I can’t pass up an opportunity to shill for my favorite author by pointing to a review of his book.
I found the review so in tune with my take on the book that I started looking for an email address for the reviewer. I mean, he even mentioned the edition I own and named its editor, well known in his own right.
Unfortunately I’m a bit late.
Kenneth Rexroth, a native of Indiana, became an icon of the San Francisco Beat movement. He was a political anarchist, poet, and gifted translator. Rexroth died in 1982. Many of his writings are available on the excellent Bureau of Public Secrets site.
Sounds like a man after my own heart. In fact it’s a bit spooky.
Here’s a few of the best paragraphs from the review:
One of the greatest stories, true or fictional, in all literature is Gibbon’s account of the life and martyrdom of Boethius under the Ostrogoth Theodoric. Senator, poet, philosopher, man of reason, he was the last of his kind in all these categories. The story is an incomparable masterpiece of prose. From the opening sentence, “The Senator Boethius is the last of the Romans whom Cato or Tully could have acknowledged for their countryman,” Gibbon builds a mighty organ toccata. He always seems to see ahead to every echo and resonance and inversion of rhythm, through the idyllic description of The Consolation of Philosophy to the terrible climax — the philosopher garroted and clubbed to death in the last gloomy hours of Theodoric, followed by the swift cadence, and the coda of the martyrdom of his fellow Senator Symmachus — four crowded pages of the most solemn music. Each man speaks in his own style. Gibbon speaks with such sublimity because, sitting in his quiet study, he was totally involved in the defense of reason against the triumph of barbarism and superstition and the ruin of all bright things.

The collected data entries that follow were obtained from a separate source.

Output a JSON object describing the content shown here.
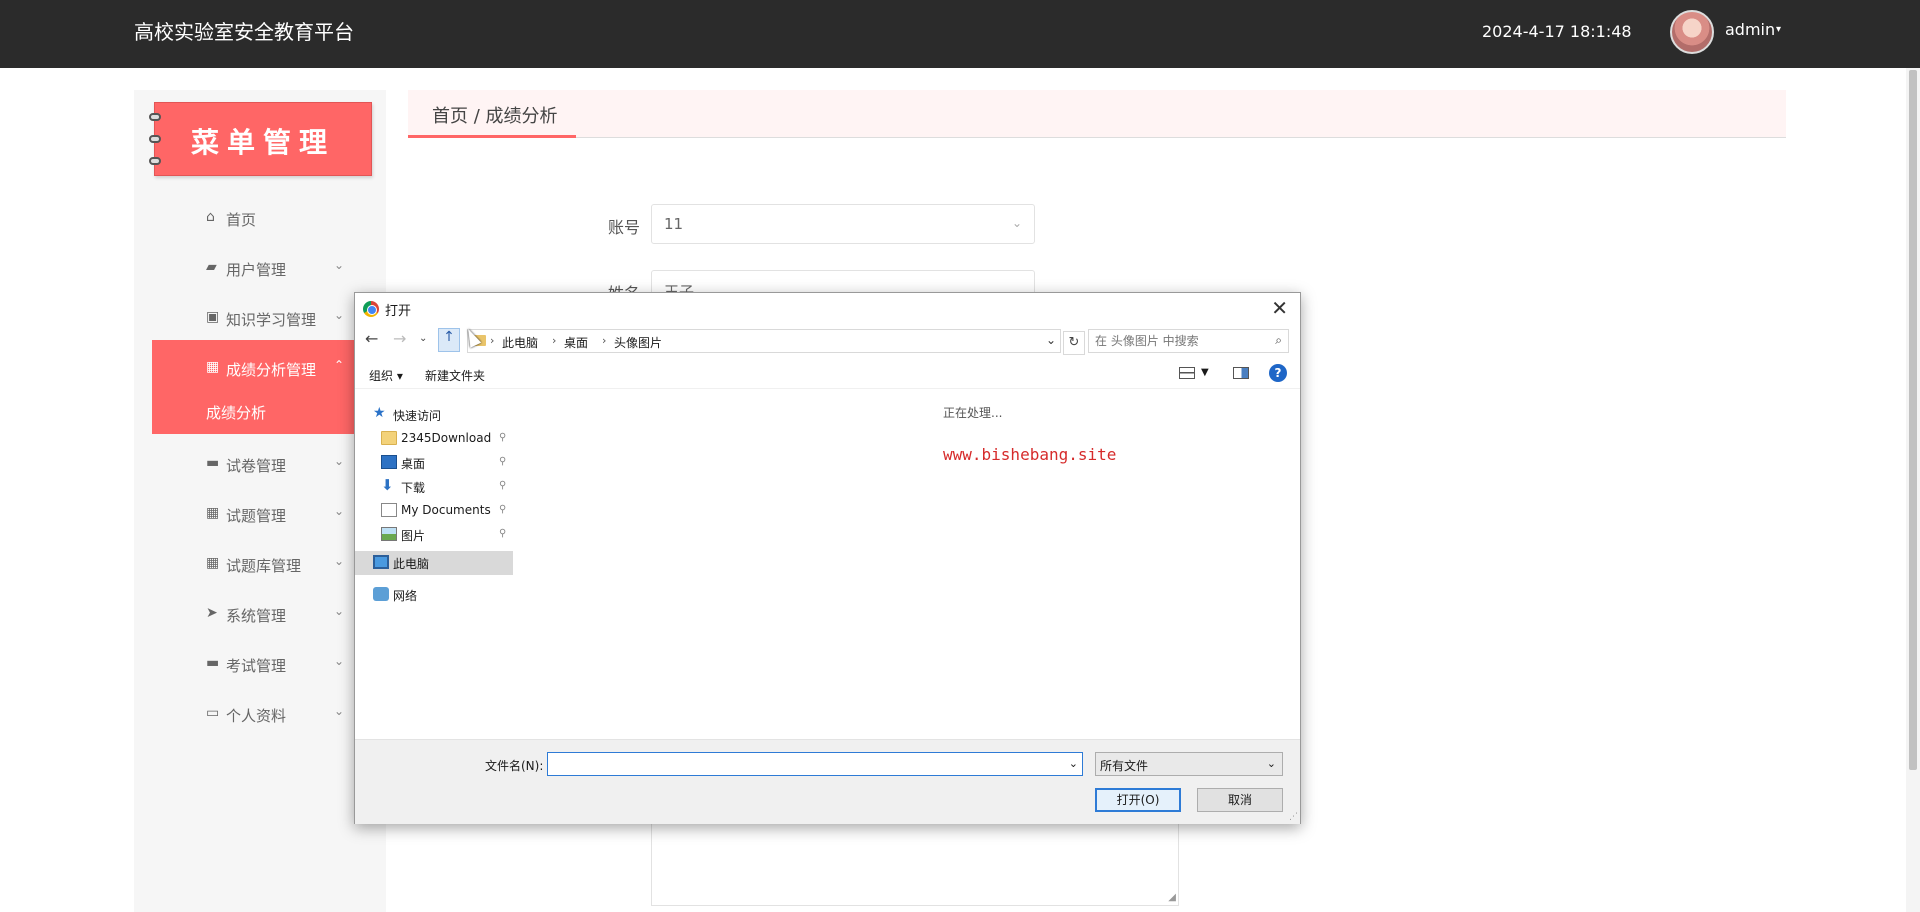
{
  "topbar": {
    "app_title": "高校实验室安全教育平台",
    "clock": "2024-4-17 18:1:48",
    "user_name": "admin",
    "user_caret": "▾"
  },
  "sidebar": {
    "banner": "菜单管理",
    "items": [
      {
        "icon": "home-icon",
        "glyph": "⌂",
        "label": "首页",
        "caret": ""
      },
      {
        "icon": "user-icon",
        "glyph": "▰",
        "label": "用户管理",
        "caret": "⌄"
      },
      {
        "icon": "clipboard-icon",
        "glyph": "▣",
        "label": "知识学习管理",
        "caret": "⌄"
      },
      {
        "icon": "grid-icon",
        "glyph": "▦",
        "label": "成绩分析管理",
        "caret": "⌃",
        "active": true
      },
      {
        "icon": "monitor-icon",
        "glyph": "▬",
        "label": "试卷管理",
        "caret": "⌄"
      },
      {
        "icon": "grid-icon",
        "glyph": "▦",
        "label": "试题管理",
        "caret": "⌄"
      },
      {
        "icon": "grid-icon",
        "glyph": "▦",
        "label": "试题库管理",
        "caret": "⌄"
      },
      {
        "icon": "send-icon",
        "glyph": "➤",
        "label": "系统管理",
        "caret": "⌄"
      },
      {
        "icon": "monitor-icon",
        "glyph": "▬",
        "label": "考试管理",
        "caret": "⌄"
      },
      {
        "icon": "card-icon",
        "glyph": "▭",
        "label": "个人资料",
        "caret": "⌄"
      }
    ],
    "sub_item": "成绩分析"
  },
  "breadcrumb": {
    "text": "首页 / 成绩分析"
  },
  "form": {
    "account_label": "账号",
    "account_value": "11",
    "name_label": "姓名",
    "name_value": "王子"
  },
  "dialog": {
    "title": "打开",
    "close": "✕",
    "path": [
      "此电脑",
      "桌面",
      "头像图片"
    ],
    "search_placeholder": "在 头像图片 中搜索",
    "toolbar": {
      "organize": "组织 ▾",
      "new_folder": "新建文件夹",
      "help": "?"
    },
    "tree": [
      {
        "icon": "star-icon",
        "cls": "star",
        "glyph": "★",
        "label": "快速访问",
        "indent": 22,
        "pinned": false
      },
      {
        "icon": "folder-icon",
        "cls": "folder",
        "glyph": "",
        "label": "2345Download",
        "indent": 30,
        "pinned": true
      },
      {
        "icon": "desktop-icon",
        "cls": "desktop",
        "glyph": "",
        "label": "桌面",
        "indent": 30,
        "pinned": true
      },
      {
        "icon": "download-icon",
        "cls": "download",
        "glyph": "⬇",
        "label": "下载",
        "indent": 30,
        "pinned": true
      },
      {
        "icon": "document-icon",
        "cls": "doc",
        "glyph": "",
        "label": "My Documents",
        "indent": 30,
        "pinned": true
      },
      {
        "icon": "pictures-icon",
        "cls": "pictures",
        "glyph": "",
        "label": "图片",
        "indent": 30,
        "pinned": true
      },
      {
        "icon": "computer-icon",
        "cls": "pc",
        "glyph": "",
        "label": "此电脑",
        "indent": 22,
        "pinned": false,
        "selected": true
      },
      {
        "icon": "network-icon",
        "cls": "net",
        "glyph": "",
        "label": "网络",
        "indent": 22,
        "pinned": false
      }
    ],
    "status": "正在处理...",
    "watermark": "www.bishebang.site",
    "filename_label": "文件名(N):",
    "filename_value": "",
    "filetype": "所有文件",
    "open_button": "打开(O)",
    "cancel_button": "取消"
  }
}
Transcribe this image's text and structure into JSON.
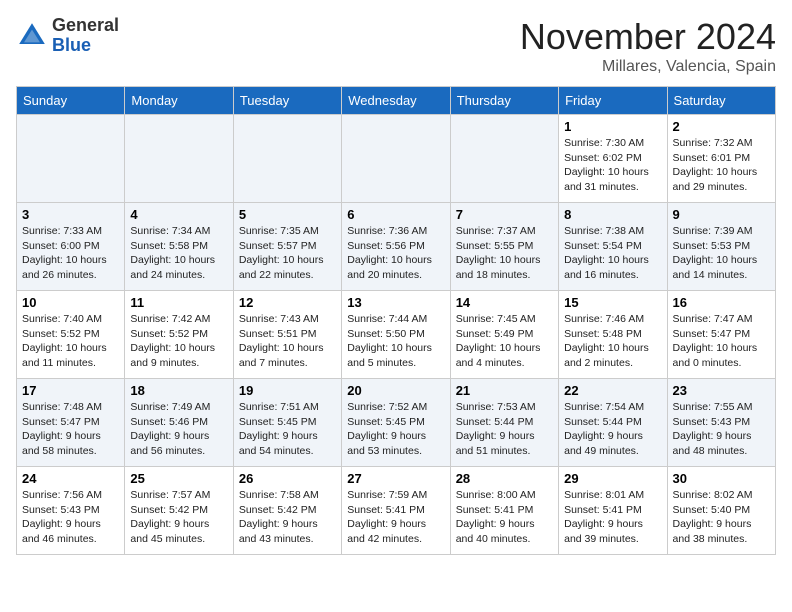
{
  "header": {
    "logo_general": "General",
    "logo_blue": "Blue",
    "month_title": "November 2024",
    "location": "Millares, Valencia, Spain"
  },
  "weekdays": [
    "Sunday",
    "Monday",
    "Tuesday",
    "Wednesday",
    "Thursday",
    "Friday",
    "Saturday"
  ],
  "weeks": [
    [
      {
        "day": "",
        "info": ""
      },
      {
        "day": "",
        "info": ""
      },
      {
        "day": "",
        "info": ""
      },
      {
        "day": "",
        "info": ""
      },
      {
        "day": "",
        "info": ""
      },
      {
        "day": "1",
        "info": "Sunrise: 7:30 AM\nSunset: 6:02 PM\nDaylight: 10 hours\nand 31 minutes."
      },
      {
        "day": "2",
        "info": "Sunrise: 7:32 AM\nSunset: 6:01 PM\nDaylight: 10 hours\nand 29 minutes."
      }
    ],
    [
      {
        "day": "3",
        "info": "Sunrise: 7:33 AM\nSunset: 6:00 PM\nDaylight: 10 hours\nand 26 minutes."
      },
      {
        "day": "4",
        "info": "Sunrise: 7:34 AM\nSunset: 5:58 PM\nDaylight: 10 hours\nand 24 minutes."
      },
      {
        "day": "5",
        "info": "Sunrise: 7:35 AM\nSunset: 5:57 PM\nDaylight: 10 hours\nand 22 minutes."
      },
      {
        "day": "6",
        "info": "Sunrise: 7:36 AM\nSunset: 5:56 PM\nDaylight: 10 hours\nand 20 minutes."
      },
      {
        "day": "7",
        "info": "Sunrise: 7:37 AM\nSunset: 5:55 PM\nDaylight: 10 hours\nand 18 minutes."
      },
      {
        "day": "8",
        "info": "Sunrise: 7:38 AM\nSunset: 5:54 PM\nDaylight: 10 hours\nand 16 minutes."
      },
      {
        "day": "9",
        "info": "Sunrise: 7:39 AM\nSunset: 5:53 PM\nDaylight: 10 hours\nand 14 minutes."
      }
    ],
    [
      {
        "day": "10",
        "info": "Sunrise: 7:40 AM\nSunset: 5:52 PM\nDaylight: 10 hours\nand 11 minutes."
      },
      {
        "day": "11",
        "info": "Sunrise: 7:42 AM\nSunset: 5:52 PM\nDaylight: 10 hours\nand 9 minutes."
      },
      {
        "day": "12",
        "info": "Sunrise: 7:43 AM\nSunset: 5:51 PM\nDaylight: 10 hours\nand 7 minutes."
      },
      {
        "day": "13",
        "info": "Sunrise: 7:44 AM\nSunset: 5:50 PM\nDaylight: 10 hours\nand 5 minutes."
      },
      {
        "day": "14",
        "info": "Sunrise: 7:45 AM\nSunset: 5:49 PM\nDaylight: 10 hours\nand 4 minutes."
      },
      {
        "day": "15",
        "info": "Sunrise: 7:46 AM\nSunset: 5:48 PM\nDaylight: 10 hours\nand 2 minutes."
      },
      {
        "day": "16",
        "info": "Sunrise: 7:47 AM\nSunset: 5:47 PM\nDaylight: 10 hours\nand 0 minutes."
      }
    ],
    [
      {
        "day": "17",
        "info": "Sunrise: 7:48 AM\nSunset: 5:47 PM\nDaylight: 9 hours\nand 58 minutes."
      },
      {
        "day": "18",
        "info": "Sunrise: 7:49 AM\nSunset: 5:46 PM\nDaylight: 9 hours\nand 56 minutes."
      },
      {
        "day": "19",
        "info": "Sunrise: 7:51 AM\nSunset: 5:45 PM\nDaylight: 9 hours\nand 54 minutes."
      },
      {
        "day": "20",
        "info": "Sunrise: 7:52 AM\nSunset: 5:45 PM\nDaylight: 9 hours\nand 53 minutes."
      },
      {
        "day": "21",
        "info": "Sunrise: 7:53 AM\nSunset: 5:44 PM\nDaylight: 9 hours\nand 51 minutes."
      },
      {
        "day": "22",
        "info": "Sunrise: 7:54 AM\nSunset: 5:44 PM\nDaylight: 9 hours\nand 49 minutes."
      },
      {
        "day": "23",
        "info": "Sunrise: 7:55 AM\nSunset: 5:43 PM\nDaylight: 9 hours\nand 48 minutes."
      }
    ],
    [
      {
        "day": "24",
        "info": "Sunrise: 7:56 AM\nSunset: 5:43 PM\nDaylight: 9 hours\nand 46 minutes."
      },
      {
        "day": "25",
        "info": "Sunrise: 7:57 AM\nSunset: 5:42 PM\nDaylight: 9 hours\nand 45 minutes."
      },
      {
        "day": "26",
        "info": "Sunrise: 7:58 AM\nSunset: 5:42 PM\nDaylight: 9 hours\nand 43 minutes."
      },
      {
        "day": "27",
        "info": "Sunrise: 7:59 AM\nSunset: 5:41 PM\nDaylight: 9 hours\nand 42 minutes."
      },
      {
        "day": "28",
        "info": "Sunrise: 8:00 AM\nSunset: 5:41 PM\nDaylight: 9 hours\nand 40 minutes."
      },
      {
        "day": "29",
        "info": "Sunrise: 8:01 AM\nSunset: 5:41 PM\nDaylight: 9 hours\nand 39 minutes."
      },
      {
        "day": "30",
        "info": "Sunrise: 8:02 AM\nSunset: 5:40 PM\nDaylight: 9 hours\nand 38 minutes."
      }
    ]
  ]
}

At the beginning of the fall of Rome, Saint Augustine wrote The City of God; and Gibbon, looking back in his book from the walls of burning Constantinople in the final fall, on the eve of a new age of enlightenment, is in fact committed to the same interpretation of history as Augustine. Against the destructive irrationality of circumstance and the folly of mankind stands the community of the elect. In Augustine it is the community of faith; in Gibbon the elect of reason, a society that transcends history. The ideal Rome that Gibbon describes in his opening chapters on the Antonines is a passing avatar of the enduring City of Enlightenment. This, after all, is the subject of all tragedy: the defeat of the ideal by the real, of being by existence.
In his own time, Gibbon’s Latinate antithetical style already sounded archaic, yet it is still today eminently suited to his solemn subject. How else is one to describe the beauty, lechery, and political malevolence of Theodora, or the economic folly of her husband, Justinian, than in a quiet language derived from the letters of Cicero, the most ironic passages of Thucydides, and the innuendos of Tacitus? For the Muse of History appears like the child Theodora in the arena, dancing naked on the head of a bear, more often than she appears as the noble goddess of Livy’s and Plutarch’s mythologies. What better response to the spectacle than the caustic caution and gentlemanly calm, the prudent incredulity Gibbon developed in meditation on a thousand years of the slow triumph of disorder — meditation by the orderly Swiss lake of Voltaire’s exile?